Types of Deviance || The foundations of society || Bcis Notes

Types of Deviance || The foundations of society || Bcis Notes

Major Types of Deviance

H. M. Johnson conducted research on social deviance and found the four major types of deviance that occur in society.

  • Innovation
  • Ritualism
  • Retreatism
  • Rebellion

1. Innovation:

Society develops certain norms and values, rules and regulations in order to carry out the task rationally. Here, the actors should be hard workers, disciplined, honest, and dedicated towards their duties and obligations for achieving the goal.

Innovation occurs when people remain committed to economic success but reject legitimate methods. Innovators use alternative methods, including criminal ones, to achieve legitimate ends.

Thus, innovation often leads to crimes such as theft, burglary, and embezzlement as well as drug dealing, illegal gambling, and prostitution.
Although these activities do not always come from disadvantaged backgrounds, those who directly provide them very often do.

Such as profitable activities can appear attractive to those who cannot find a job or whose wages fall below the poverty level.

Norms, values, folkways, rules, and regulations are cultural standards within which the activities are to be accomplished by the actors. For instance, weak students cheat from books, guess papers, and notes for passing an exam, the criminals collect a good amount of money by using abduction, corruption, stealing, and doing black business.

2. Ritualism:

People who reject the success goal but remain loyal to institutional means. Mindlessly follow the organizational rules. They follow every small detail of the rules but are uncommitted to the process.

The ritualists regard rules as sacred. By using sugar-coated achieving they tend to spend their time rather than innovating new ideas for achieving the goal. Just they do their work for the sake of their duties.

The bureaucrats tend to do lip service rather than performing their duties end obligations with new zeal and innovation. If a professor does not engage his students in discussions, just provides old notes and does not make them understand, does not engage his students in research works and presentation that is a ritualistic task he is performing. The majority of our bureaucrats are ritualistic rather than becoming honest public servants.

3. Retreatism:

Retreatism (Reject both Means and Goal). In this category Merton places ‘dropout of Society’ Hobos, Alcoholic, Drugs Addicts.

The corrupted and arrogant people do not obey the norms and values, rules and regulations. They are unable to get success honestly. Simply, the rejection of norms and social values is retreatism.

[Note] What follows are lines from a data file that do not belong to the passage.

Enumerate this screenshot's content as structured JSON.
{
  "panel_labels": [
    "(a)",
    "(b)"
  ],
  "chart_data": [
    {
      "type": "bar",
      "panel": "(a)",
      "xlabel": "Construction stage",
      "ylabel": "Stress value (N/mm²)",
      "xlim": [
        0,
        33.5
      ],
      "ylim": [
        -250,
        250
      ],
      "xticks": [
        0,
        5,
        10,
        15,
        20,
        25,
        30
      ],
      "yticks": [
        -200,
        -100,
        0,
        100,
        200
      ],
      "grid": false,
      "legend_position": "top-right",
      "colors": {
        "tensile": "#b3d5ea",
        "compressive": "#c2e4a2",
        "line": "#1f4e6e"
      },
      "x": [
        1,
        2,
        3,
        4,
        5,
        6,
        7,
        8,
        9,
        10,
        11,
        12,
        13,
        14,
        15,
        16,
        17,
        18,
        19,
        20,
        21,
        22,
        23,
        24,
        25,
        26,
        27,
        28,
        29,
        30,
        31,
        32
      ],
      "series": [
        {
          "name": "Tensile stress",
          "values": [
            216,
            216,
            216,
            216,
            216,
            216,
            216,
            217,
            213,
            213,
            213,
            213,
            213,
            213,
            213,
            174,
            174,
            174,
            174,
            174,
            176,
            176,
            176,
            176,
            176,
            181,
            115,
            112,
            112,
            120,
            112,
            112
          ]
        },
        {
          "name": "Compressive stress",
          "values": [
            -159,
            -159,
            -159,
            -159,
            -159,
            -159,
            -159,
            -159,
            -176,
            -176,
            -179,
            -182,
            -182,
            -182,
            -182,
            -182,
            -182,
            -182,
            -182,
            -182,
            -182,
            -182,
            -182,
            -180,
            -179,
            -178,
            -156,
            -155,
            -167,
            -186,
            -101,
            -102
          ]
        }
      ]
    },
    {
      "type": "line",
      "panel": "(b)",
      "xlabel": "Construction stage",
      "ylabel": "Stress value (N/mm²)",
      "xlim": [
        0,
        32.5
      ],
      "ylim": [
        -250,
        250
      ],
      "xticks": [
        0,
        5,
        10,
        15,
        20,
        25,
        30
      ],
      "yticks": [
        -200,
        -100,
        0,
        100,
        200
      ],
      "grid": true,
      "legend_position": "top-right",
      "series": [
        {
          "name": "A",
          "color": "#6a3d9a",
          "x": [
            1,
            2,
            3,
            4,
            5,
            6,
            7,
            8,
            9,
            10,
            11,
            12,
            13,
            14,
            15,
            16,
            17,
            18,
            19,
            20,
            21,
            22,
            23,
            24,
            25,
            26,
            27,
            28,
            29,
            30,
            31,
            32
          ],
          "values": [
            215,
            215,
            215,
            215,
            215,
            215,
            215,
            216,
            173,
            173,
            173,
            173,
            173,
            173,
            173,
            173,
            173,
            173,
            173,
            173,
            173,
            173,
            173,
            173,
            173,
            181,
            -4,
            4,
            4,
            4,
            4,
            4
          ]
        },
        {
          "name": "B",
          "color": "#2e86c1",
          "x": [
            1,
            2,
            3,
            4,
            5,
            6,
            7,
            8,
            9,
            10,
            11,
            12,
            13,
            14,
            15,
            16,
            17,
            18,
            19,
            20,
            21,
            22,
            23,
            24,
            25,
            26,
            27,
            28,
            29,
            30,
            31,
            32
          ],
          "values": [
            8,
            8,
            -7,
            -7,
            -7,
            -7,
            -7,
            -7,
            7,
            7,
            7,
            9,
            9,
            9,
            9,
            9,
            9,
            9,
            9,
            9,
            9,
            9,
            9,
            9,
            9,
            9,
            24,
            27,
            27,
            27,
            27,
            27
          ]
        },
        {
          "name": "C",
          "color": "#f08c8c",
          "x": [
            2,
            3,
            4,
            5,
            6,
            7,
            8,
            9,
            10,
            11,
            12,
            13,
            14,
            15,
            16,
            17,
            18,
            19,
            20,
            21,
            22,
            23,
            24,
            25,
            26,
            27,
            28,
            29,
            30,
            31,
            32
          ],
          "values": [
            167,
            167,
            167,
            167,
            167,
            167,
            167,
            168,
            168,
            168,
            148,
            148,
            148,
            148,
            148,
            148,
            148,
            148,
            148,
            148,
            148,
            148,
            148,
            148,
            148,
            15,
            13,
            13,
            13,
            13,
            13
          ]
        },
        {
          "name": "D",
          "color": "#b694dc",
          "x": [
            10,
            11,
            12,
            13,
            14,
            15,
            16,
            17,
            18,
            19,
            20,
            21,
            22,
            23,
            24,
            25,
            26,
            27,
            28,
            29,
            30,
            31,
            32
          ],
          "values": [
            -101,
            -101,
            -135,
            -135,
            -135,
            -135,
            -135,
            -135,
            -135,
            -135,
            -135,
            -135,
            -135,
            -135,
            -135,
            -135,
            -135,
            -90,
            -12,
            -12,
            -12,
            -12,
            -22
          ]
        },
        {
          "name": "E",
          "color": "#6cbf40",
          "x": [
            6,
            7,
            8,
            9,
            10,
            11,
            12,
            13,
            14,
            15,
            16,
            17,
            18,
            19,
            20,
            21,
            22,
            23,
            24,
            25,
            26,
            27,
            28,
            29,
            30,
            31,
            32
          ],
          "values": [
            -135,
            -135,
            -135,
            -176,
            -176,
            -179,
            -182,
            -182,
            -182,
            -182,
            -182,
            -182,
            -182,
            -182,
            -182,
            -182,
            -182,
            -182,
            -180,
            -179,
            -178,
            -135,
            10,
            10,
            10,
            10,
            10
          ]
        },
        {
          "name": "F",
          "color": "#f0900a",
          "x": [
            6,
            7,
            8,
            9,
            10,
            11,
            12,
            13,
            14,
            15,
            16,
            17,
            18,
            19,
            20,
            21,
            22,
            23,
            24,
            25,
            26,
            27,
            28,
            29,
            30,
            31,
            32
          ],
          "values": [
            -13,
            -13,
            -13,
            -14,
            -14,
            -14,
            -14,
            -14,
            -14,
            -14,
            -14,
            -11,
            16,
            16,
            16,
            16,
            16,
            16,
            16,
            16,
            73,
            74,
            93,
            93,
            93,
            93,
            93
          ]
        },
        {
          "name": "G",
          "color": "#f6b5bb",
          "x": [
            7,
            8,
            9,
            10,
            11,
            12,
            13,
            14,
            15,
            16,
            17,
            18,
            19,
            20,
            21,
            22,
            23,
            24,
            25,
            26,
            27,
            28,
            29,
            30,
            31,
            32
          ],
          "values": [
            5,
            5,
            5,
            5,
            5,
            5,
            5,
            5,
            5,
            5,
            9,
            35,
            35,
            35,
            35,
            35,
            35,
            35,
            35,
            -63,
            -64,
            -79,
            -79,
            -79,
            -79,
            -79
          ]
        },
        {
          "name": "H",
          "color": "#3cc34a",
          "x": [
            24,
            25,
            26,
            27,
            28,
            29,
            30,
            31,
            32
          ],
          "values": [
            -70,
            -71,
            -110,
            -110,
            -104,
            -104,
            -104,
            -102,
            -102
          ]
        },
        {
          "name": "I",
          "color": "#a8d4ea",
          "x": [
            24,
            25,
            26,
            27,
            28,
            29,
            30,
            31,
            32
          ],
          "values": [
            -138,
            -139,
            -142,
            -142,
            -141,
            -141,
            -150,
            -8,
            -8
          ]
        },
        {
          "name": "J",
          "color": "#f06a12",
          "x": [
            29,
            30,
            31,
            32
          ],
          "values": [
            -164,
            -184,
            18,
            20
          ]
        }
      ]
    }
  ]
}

It is a kind of passive rejection of the goal of success and of respectable occupational activities. For example; drug addicts, chronic drunkards, hooligans, and criminals violate the social norms and seek their ends by using unhealthy means.

4. Rebellion

Merton gives the name special Category to this as (New name New goal category). These people’s purpose is not to attain society’s goal, the seek to change society, or at least to express a complaint about the fairness of Society. Seek alternatives to modify and replace by new.

The Rebellions seek some reconstruction in the existing order. They totally became against the existing political, educational and religious system. They feel superior rather than the conventional social system.

For example; they attempt at the complete destruction of the social order and want to replace it with another. ‘Boko haram’ of Nigeria, ‘Taliban’ of Afghanistan, and ‘Maoist Chhapamars’ of India and Nepal are some illustrations of rebellions.